So I'm reading How to Read and Do Proofs by Solow and I'm on the exercises now. So far it has been good but I'm stuck on how to answer a question. There are no answers for even numbered questions in the book. I did the question but I don't know how to clearly explain and represent my answer. Could someone please guide me on how to provide a clean and elegant solution.
Question:
Suppose someone says to you that the following statement is true:"If Mr.Smith wins the election, then you are your own child." Using Table 1 on page 6(It's just a truth table A=>B), did Mr.Smith win the election? Why or why not? Explain.
Here is what I have done so far:
Hypothesis: Mr. Smith wins the election Conclusion: you are your own child.
Let the Hypothesis be denoted by A, and the conclusion by B.
A | B | A=>B
T | T | T
T | F | F
F | T | T
F | F | T
Now, I know that there are 3 possibilities for the statement to be true, but how do I explain it? And the Why or Why not?
A humble request: Please, try to be very explicit in the explanation. I'm self-learning this and I would like a clear answer if possible.
Thanks.
After re-reading the question it stipulates that the implication is true so by a process of elimination you can work it out so this is just a follow up to my comment.
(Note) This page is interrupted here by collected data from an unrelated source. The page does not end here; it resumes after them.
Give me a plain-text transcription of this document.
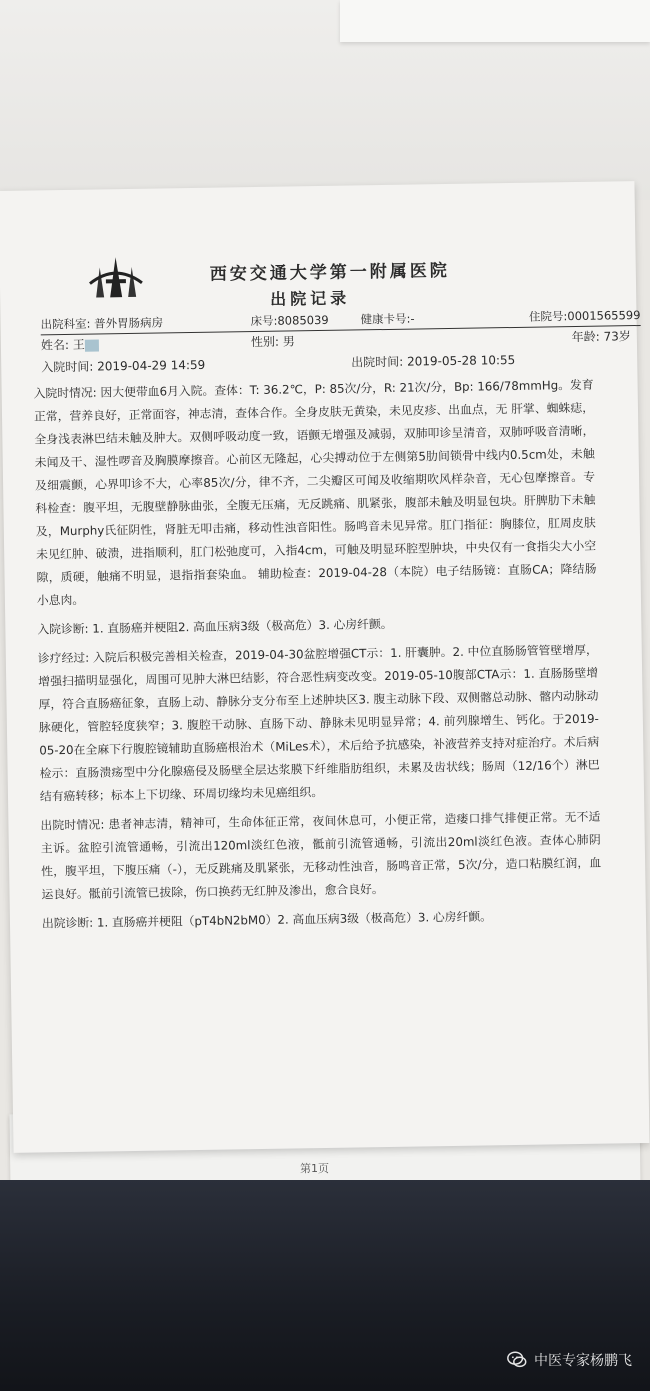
第1页
中医专家杨鹏飞
西安交通大学第一附属医院
出院记录
出院科室: 普外胃肠病房	床号:8085039	健康卡号:-	住院号:0001565599
姓名: 王	性别: 男	年龄: 73岁
入院时间: 2019-04-29 14:59	出院时间: 2019-05-28 10:55

入院时情况: 因大便带血6月入院。查体：T: 36.2℃，P: 85次/分，R: 21次/分，Bp: 166/78mmHg。发育正常，营养良好，正常面容，神志清，查体合作。全身皮肤无黄染，未见皮疹、出血点，无 肝掌、蜘蛛痣，全身浅表淋巴结未触及肿大。双侧呼吸动度一致，语颤无增强及减弱，双肺叩诊呈清音，双肺呼吸音清晰，未闻及干、湿性啰音及胸膜摩擦音。心前区无隆起，心尖搏动位于左侧第5肋间锁骨中线内0.5cm处，未触及细震颤，心界叩诊不大，心率85次/分，律不齐，二尖瓣区可闻及收缩期吹风样杂音，无心包摩擦音。专科检查：腹平坦，无腹壁静脉曲张，全腹无压痛，无反跳痛、肌紧张，腹部未触及明显包块。肝脾肋下未触及，Murphy氏征阴性，肾脏无叩击痛，移动性浊音阳性。肠鸣音未见异常。肛门指征：胸膝位，肛周皮肤未见红肿、破溃，进指顺利，肛门松弛度可，入指4cm，可触及明显环腔型肿块，中央仅有一食指尖大小空隙，质硬，触痛不明显，退指指套染血。 辅助检查：2019-04-28（本院）电子结肠镜：直肠CA；降结肠小息肉。

入院诊断: 1. 直肠癌并梗阻2. 高血压病3级（极高危）3. 心房纤颤。

诊疗经过: 入院后积极完善相关检查，2019-04-30盆腔增强CT示：1. 肝囊肿。2. 中位直肠肠管管壁增厚，增强扫描明显强化，周围可见肿大淋巴结影，符合恶性病变改变。2019-05-10腹部CTA示：1. 直肠肠壁增厚，符合直肠癌征象，直肠上动、静脉分支分布至上述肿块区3. 腹主动脉下段、双侧髂总动脉、髂内动脉动脉硬化，管腔轻度狭窄；3. 腹腔干动脉、直肠下动、静脉未见明显异常；4. 前列腺增生、钙化。于2019-05-20在全麻下行腹腔镜辅助直肠癌根治术（MiLes术），术后给予抗感染，补液营养支持对症治疗。术后病检示：直肠溃疡型中分化腺癌侵及肠壁全层达浆膜下纤维脂肪组织，未累及齿状线；肠周（12/16个）淋巴结有癌转移；标本上下切缘、环周切缘均未见癌组织。

出院时情况: 患者神志清，精神可，生命体征正常，夜间休息可，小便正常，造瘘口排气排便正常。无不适主诉。盆腔引流管通畅，引流出120ml淡红色液，骶前引流管通畅，引流出20ml淡红色液。查体心肺阴性，腹平坦，下腹压痛（-），无反跳痛及肌紧张，无移动性浊音，肠鸣音正常，5次/分，造口粘膜红润，血运良好。骶前引流管已拔除，伤口换药无红肿及渗出，愈合良好。

出院诊断: 1. 直肠癌并梗阻（pT4bN2bM0）2. 高血压病3级（极高危）3. 心房纤颤。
I would say he didn't win the election because obviously B must be false and thus that restricts the truth table down to only those two cases that make B false (lines 2 and 4 in your table). One of those cases is a Truth implies a False (T=>F) which makes the implication false which as stated in the question is true. Thus all that's left is the case F=>F which means A must be false if B is false given that the implication is true.